Acabava de completar 18 anos. Terminado o liceu, tinha decidido com o acordo dos pais fazer um interregno visando angariar fundos para prosseguimento dos estudos. Muito cedo, tinha ingressado no mundo do trabalho e das responsabilidades, coisa bastante comum na minha geração. Aos cinco ou seis anos já ajudava a tratar dos gados e fazia pequenos trabalhos no campo. O trabalho do menino é pouco, mas quem o desperdiça é louco, ouvia dizer à minha mãe. Após concluir a quarta classe, sentia-me “um homem” e era tratado como tal, não só pelo núcleo familiar restrito, mas por toda a vizinhança. A dureza do trabalho foi aumentando com a idade até atingir os limites do insuportável. Os meus pais geriam uma pequena tasca á moda antiga, onde se vendiam também mercearias, tractol para os motores de rega e camisas de nailo (nylon). Possuíam ainda uma exploração leiteira que causou grande sensação e curiosidade em toda a região, dado que por ali nunca se tinham visto vacas malhadas a preto e branco (turinas). Naquele tempo, a polivalência já não era novidade nenhuma para mim. Empregado de mesa, cozinheiro, merceeiro, trabalhador rural e vendedor ambulante, eram actividades a que me dedicava com toda a naturalidade e em simultâneo. Nas poucas horas destinadas ao repouso, afincava-me no mister de estudante aplicado. Por isso, emigrar e ir à procura de um trabalho melhor remunerado que aquele que eu tinha, não era apenas uma aventura, era um desígnio bem calculado.

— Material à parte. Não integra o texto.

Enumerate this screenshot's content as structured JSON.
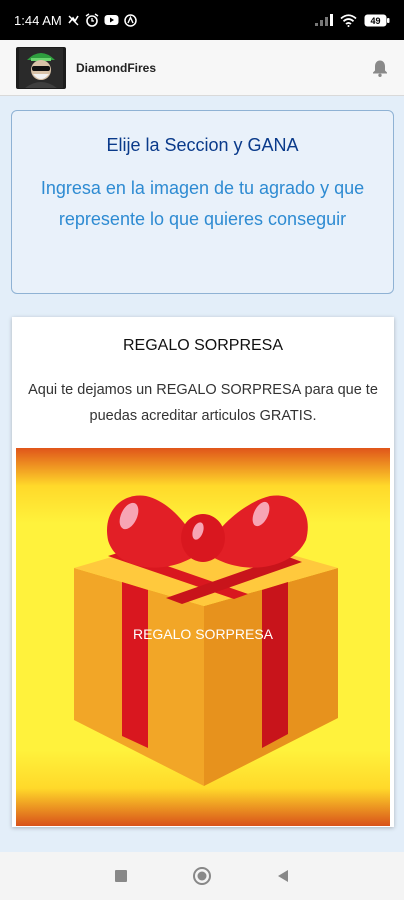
{
  "status_bar": {
    "time": "1:44 AM",
    "left_icons": [
      "sync-icon",
      "alarm-icon",
      "youtube-icon",
      "vpn-icon"
    ],
    "right_icons": [
      "signal-icon",
      "wifi-icon",
      "battery-icon"
    ],
    "battery_level": "49"
  },
  "app_bar": {
    "user_name": "DiamondFires",
    "avatar_icon": "avatar-icon",
    "bell_icon": "bell-icon"
  },
  "info_card": {
    "title": "Elije la Seccion y GANA",
    "subtitle": "Ingresa en la imagen de tu agrado y que represente lo que quieres conseguir"
  },
  "gift_card": {
    "title": "REGALO SORPRESA",
    "description": "Aqui te dejamos un REGALO SORPRESA para que te puedas acreditar articulos GRATIS.",
    "image_label": "REGALO SORPRESA"
  },
  "nav_bar": {
    "icons": [
      "recents-icon",
      "home-icon",
      "back-icon"
    ]
  },
  "colors": {
    "info_title": "#0a3a8a",
    "info_text": "#2e8bd2",
    "gift_background": "#ffef3c",
    "ribbon": "#d9171f",
    "box": "#f4a623"
  }
}
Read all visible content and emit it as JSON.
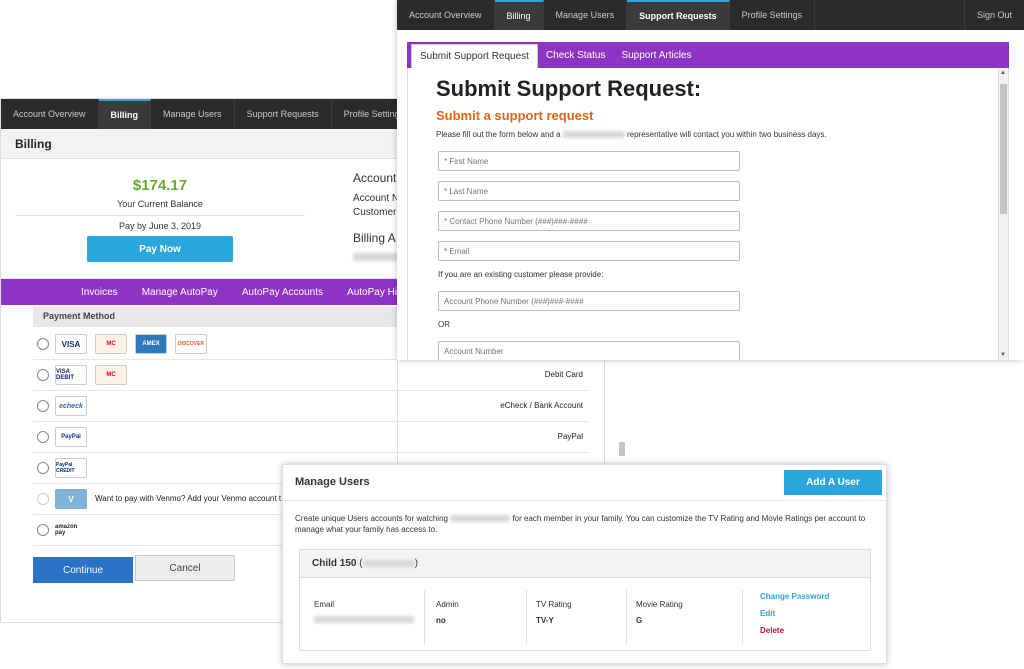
{
  "billing_panel": {
    "nav": [
      "Account Overview",
      "Billing",
      "Manage Users",
      "Support Requests",
      "Profile Settings"
    ],
    "active_nav": "Billing",
    "header": "Billing",
    "balance_amount": "$174.17",
    "balance_label": "Your Current Balance",
    "pay_by": "Pay by June 3, 2019",
    "pay_now": "Pay Now",
    "account_title": "Account",
    "account_line1": "Account N",
    "account_line2": "Customer",
    "billing_address": "Billing A",
    "subnav": [
      "Invoices",
      "Manage AutoPay",
      "AutoPay Accounts",
      "AutoPay History"
    ],
    "payment_method_header": "Payment Method",
    "payment_rows": [
      {
        "label": "",
        "cards": [
          "VISA",
          "MC",
          "AMEX",
          "DISCOVER"
        ]
      },
      {
        "label": "Debit Card",
        "cards": [
          "VISA DEBIT",
          "MC"
        ]
      },
      {
        "label": "eCheck / Bank Account",
        "cards": [
          "echeck"
        ]
      },
      {
        "label": "PayPal",
        "cards": [
          "PayPal"
        ]
      },
      {
        "label": "",
        "cards": [
          "PayPal CREDIT"
        ]
      },
      {
        "label": "Want to pay with Venmo? Add your Venmo account t",
        "cards": [
          "V"
        ]
      },
      {
        "label": "",
        "cards": [
          "amazon pay"
        ]
      }
    ],
    "continue": "Continue",
    "cancel": "Cancel"
  },
  "support_panel": {
    "nav": [
      "Account Overview",
      "Billing",
      "Manage Users",
      "Support Requests",
      "Profile Settings"
    ],
    "active_nav": "Support Requests",
    "sign_out": "Sign Out",
    "tabs": [
      "Submit Support Request",
      "Check Status",
      "Support Articles"
    ],
    "title": "Submit Support Request:",
    "subtitle": "Submit a support request",
    "description_start": "Please fill out the form below and a",
    "description_end": "representative will contact you within two business days.",
    "fields": {
      "first_name": "* First Name",
      "last_name": "* Last Name",
      "phone": "* Contact Phone Number (###)###-####",
      "email": "* Email",
      "account_phone": "Account Phone Number (###)###-####",
      "account_number": "Account Number"
    },
    "existing_note": "If you are an existing customer please provide:",
    "or_text": "OR"
  },
  "users_panel": {
    "title": "Manage Users",
    "add_user": "Add A User",
    "desc_start": "Create unique Users accounts for watching",
    "desc_end": "for each member in your family. You can customize the TV Rating and Movie Ratings per account to manage what your family has access to.",
    "child_name": "Child 150",
    "columns": {
      "email_label": "Email",
      "admin_label": "Admin",
      "admin_value": "no",
      "tv_label": "TV Rating",
      "tv_value": "TV-Y",
      "movie_label": "Movie Rating",
      "movie_value": "G"
    },
    "actions": {
      "change_password": "Change Password",
      "edit": "Edit",
      "delete": "Delete"
    },
    "colors": {
      "link": "#2aa7dc",
      "delete": "#c8102e"
    }
  }
}
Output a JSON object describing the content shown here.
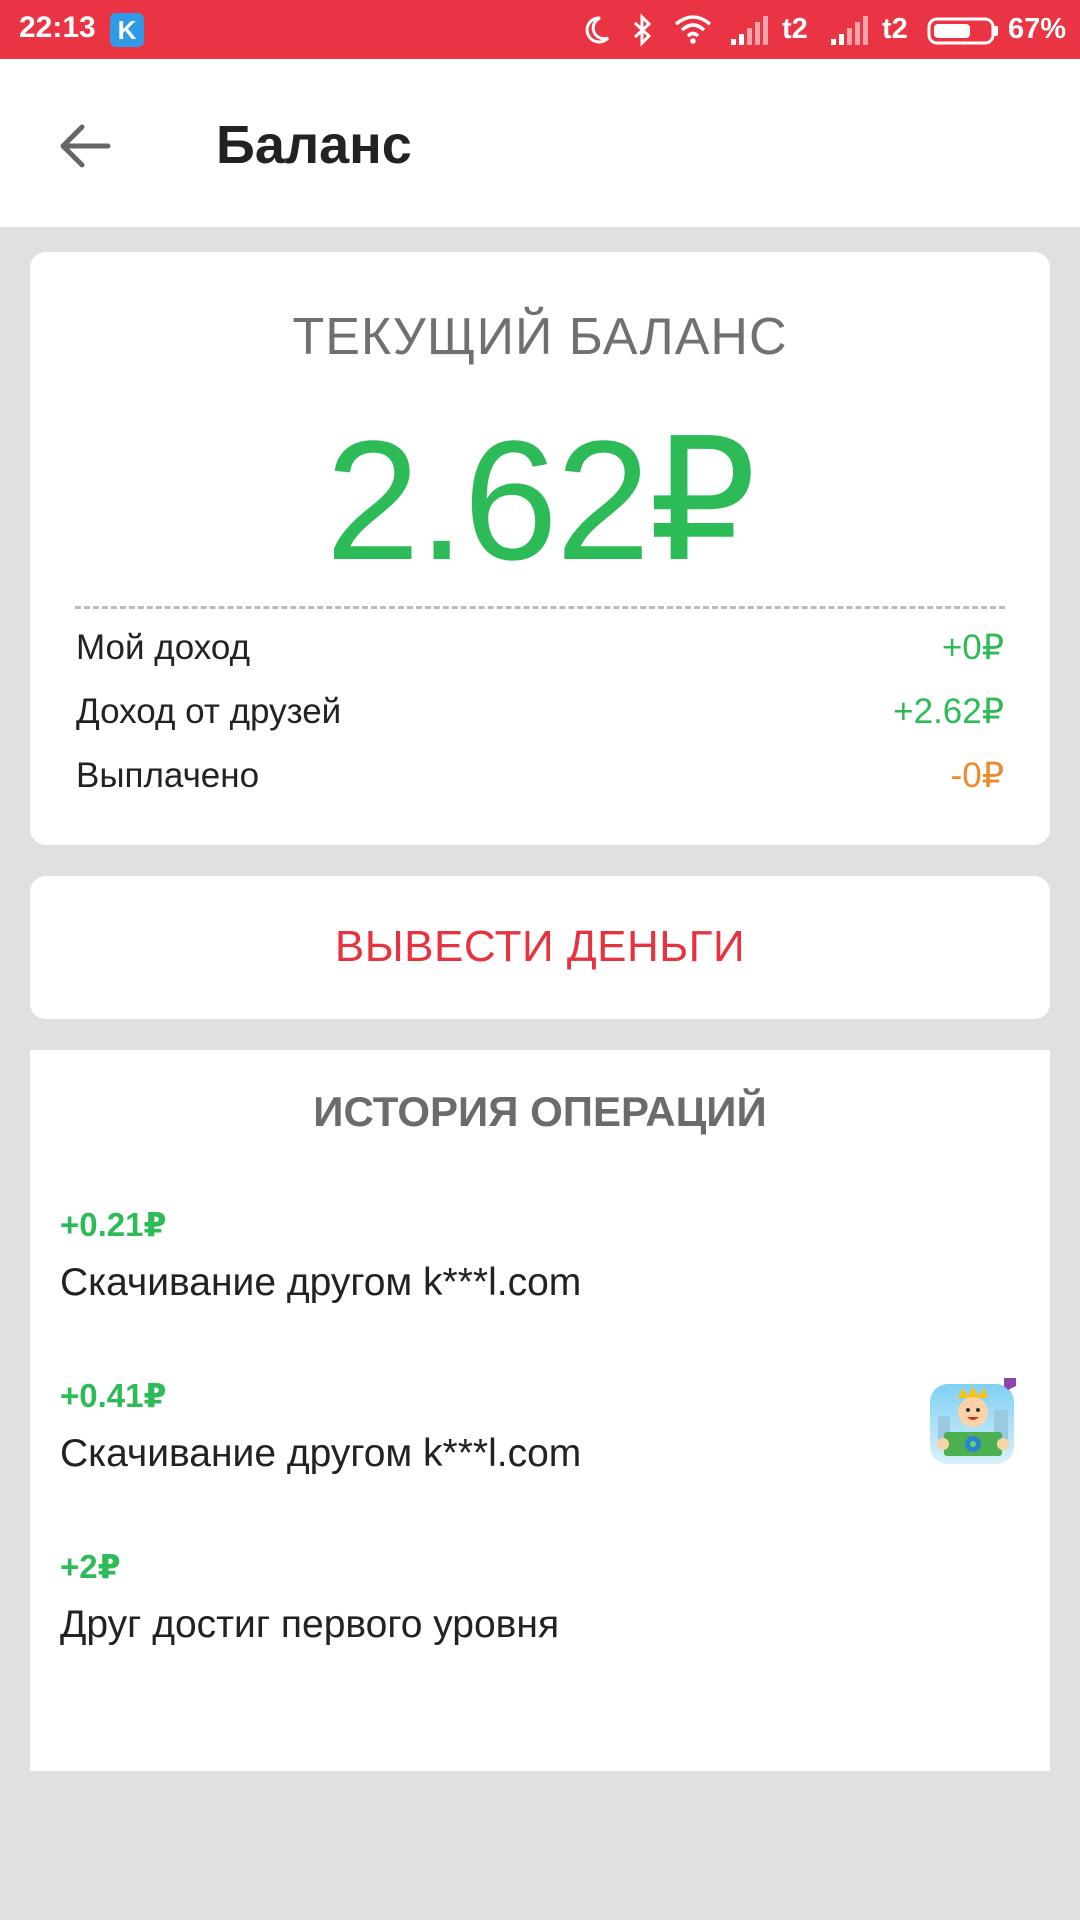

O destino era França. O meu pai já lá tinha feito um curto estágio no ano anterior e trouxera boas referências. Os franceses eram gente boa, a simpatia dos patrões era inexcedível e ia ao ponto de cumprimentar os seus trabalhadores com um aperto de mão, e acima de tudo ganhava-se bem. No batimã (bâtiment = construção), a maçonaria (maçonnerie = pedreiros), é que estava a dar. Um obrieiro (ouvrier = trabalhador) era embochado (embaucher = admitir, contratar) ao preço três francos e meio / hora, - cerca de oito cêntimos de euro! -, mas podia fazer uma boa folha de peia (feuille de paye = folha de pagamento, salário), se o toliê (taulier = patrão) desse horas extraordinárias ou trabalho à tacha (à la tâche = de empreitada). Um excelente ordenado rondava as cento e vinte mil balas (balles = fracos velhos = cêntimos de franco), cerca de seis contos mensais, dez vezes o salário de um trabalhador em Portugal! Isto para os maçons (maçon = pedreiro), porque os manobras (manoeuvre = servente) não passavam das sessenta a setenta mil balas por mês.
Era com isto que eu sonhava acordado numa manhã gélida de Janeiro de 1966, quando recebi ordens para ir à Junta da Emigração situada na rua da Junqueira em Lisboa, levantar o meu passaporte, “válido para França via Espanha, exclusivamente”. Ainda sinto uma certa emoção ao recordar aquele caderninho de capa azul com a minha fotografia no interior. Tenha-se em conta que, viajar com passaporte, não era para todos. Eram necessários conhecimentos e havia que distribuir alvíssaras em presuntos e garrafões de azeite, por certas pessoas bem colocadas. Já dizia o meu pai: Quem não tem padrinhos, morre mouro! E quem não tinha padrinhos, recorria ao passaporte de lapin (passaporte de coelho = atravessar a fronteira clandestinamente ou a salto).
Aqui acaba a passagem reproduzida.